Kalau perlu matikan televisi kalau ada berita tentang Merapi di Yogya. Ini
karena terkadang berita yang kita lihat di televisi terlalu berlebihan dan
berakibat orang yang menontonnya merasa khawatir ataupun cemas. Padahal, yang
terjadi di tempat kejadian tersebut ternyata tidak selalu seperti yang terlihat
di televisi. Satu lagi contohnya, berita tsunami di Jepang pada awal tahun ini.

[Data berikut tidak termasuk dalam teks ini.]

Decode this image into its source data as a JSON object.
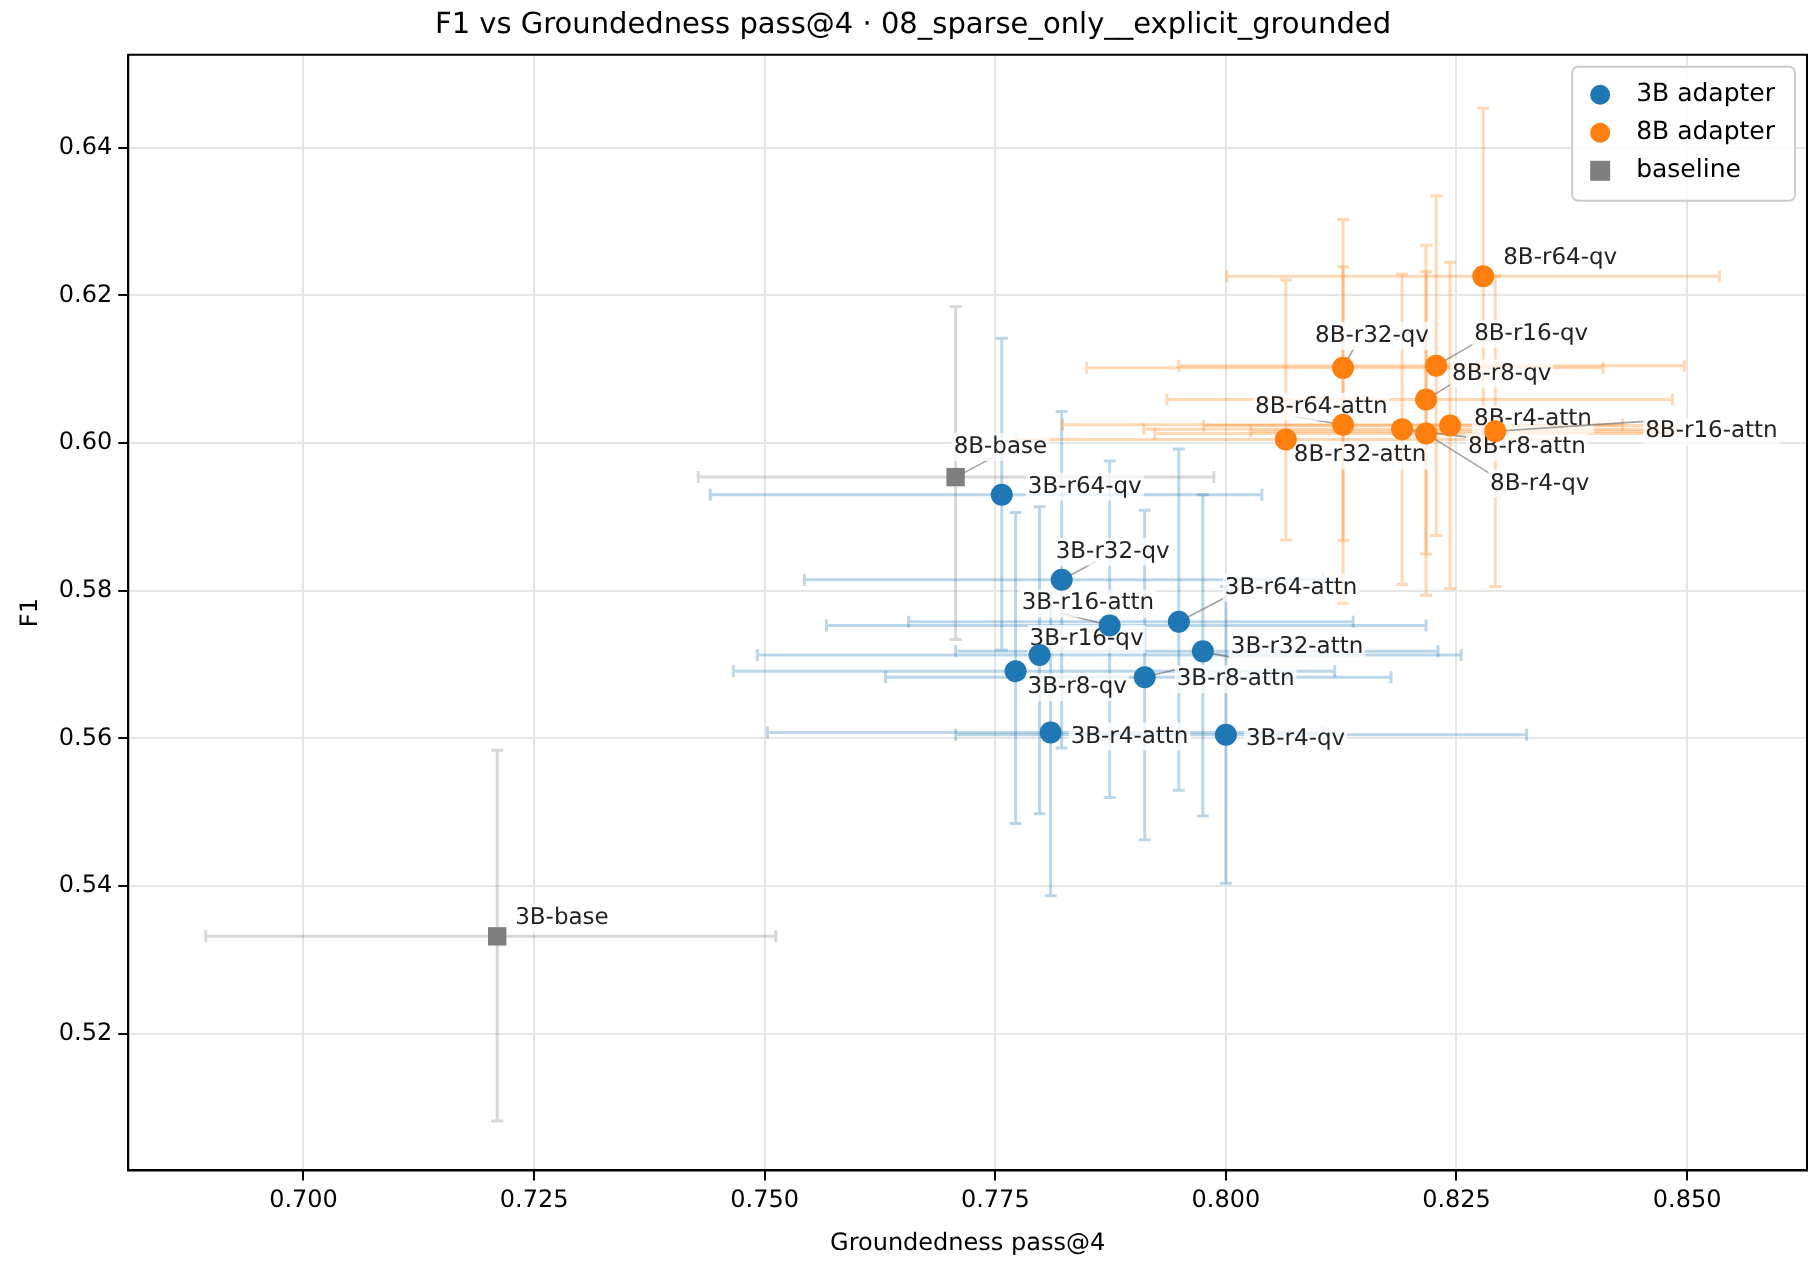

Beritanya memang cukup menggemparkan. Saya pun ingin memastikan pada beberapa
teman saya tentang keadaan sebenarnya di sana. Menurut penjelasan teman saya, memang pada awalnya cukup
memprihatinkan, tapi selebihnya baik-baik saja. Kepercayaan terhadap media pun
–bagi saya- cenderung menurun karena hal ini.
Seperti halnya pula
tabiat pemberitaan yang ada saat ini, Ketika satu berita sedang
hangat-hangatnya dibahas, tak lama kemudian muncul berita baru yang pada
akhirnya menenggelamkan berita sebelumnya. Ketika berita Century sedang
ramai-ramainya diberitakan, muncullah berita tentang Gayus. Ketika Gayus naik
menjadi topik utama, muncul berita Nazaruddin, korupsi wisma atlet dan
lain-lain. Tidak adanya kejelasan tentang penyelesaiannya, tenggelam pula
berita tentang masalah tersebut. Media seharusnya juga menjadi salah satu alat
bagi masyarakat untuk memantau perkembangan yang ada di ranah informasi negeri
kita ini.
Bila boleh saya
tambahkan, media haruslah independen dalam menyoroti berbagai informasi. Jangan
terlalu memihak terhadap satu pihak atau golongan, seperti halnya T**ne yang
sepertinya kering dalam liputan lumpur Lapindo..(^^). Ketika terjadi
kerusuhanyang melibatkan aparat, kadangkala media menyalahkan aparat yang
represif. Saya pikir tugas mereka hanyalah mengemban amanat dari atasan untuk
mengamankan, dan terkadang sampai harus bertaruh nyawa. Dalam situasi tersebut,
mungkin saja pihak aparat yang bersalah tapi bisa saja yang berlawanan dengannya
yang bersalah. Intinya sih, dalam setiap pemberitaan, apapun itu, berikanlah
porsi yang seimbang dari dua sisi dalam menyajikan informasi. Kembalikanlah
kepada masyarakat untuk menilainya sendiri, dan jangan sampai menggiring opini
publik. Sejak era reformasi, kebebasan dalam menyampaikan informasi sangatlah
kita junjung, tapi harus tetap berjalan dalam koridornya. Saya penikmat
berita-berita terkini, dan tetap ingin menikmati berita-berita tersebut tanpa
kegelisahan serta kebimbangan..
...Informasi
adalah sesuatu yang berharga. Berharga bila kita menyampaikannya dengan cermat,
objektif dan transparan...
(NB:akhirnya ngeblog lagi setelah lama non aktif..mulai lagee,ahh!!)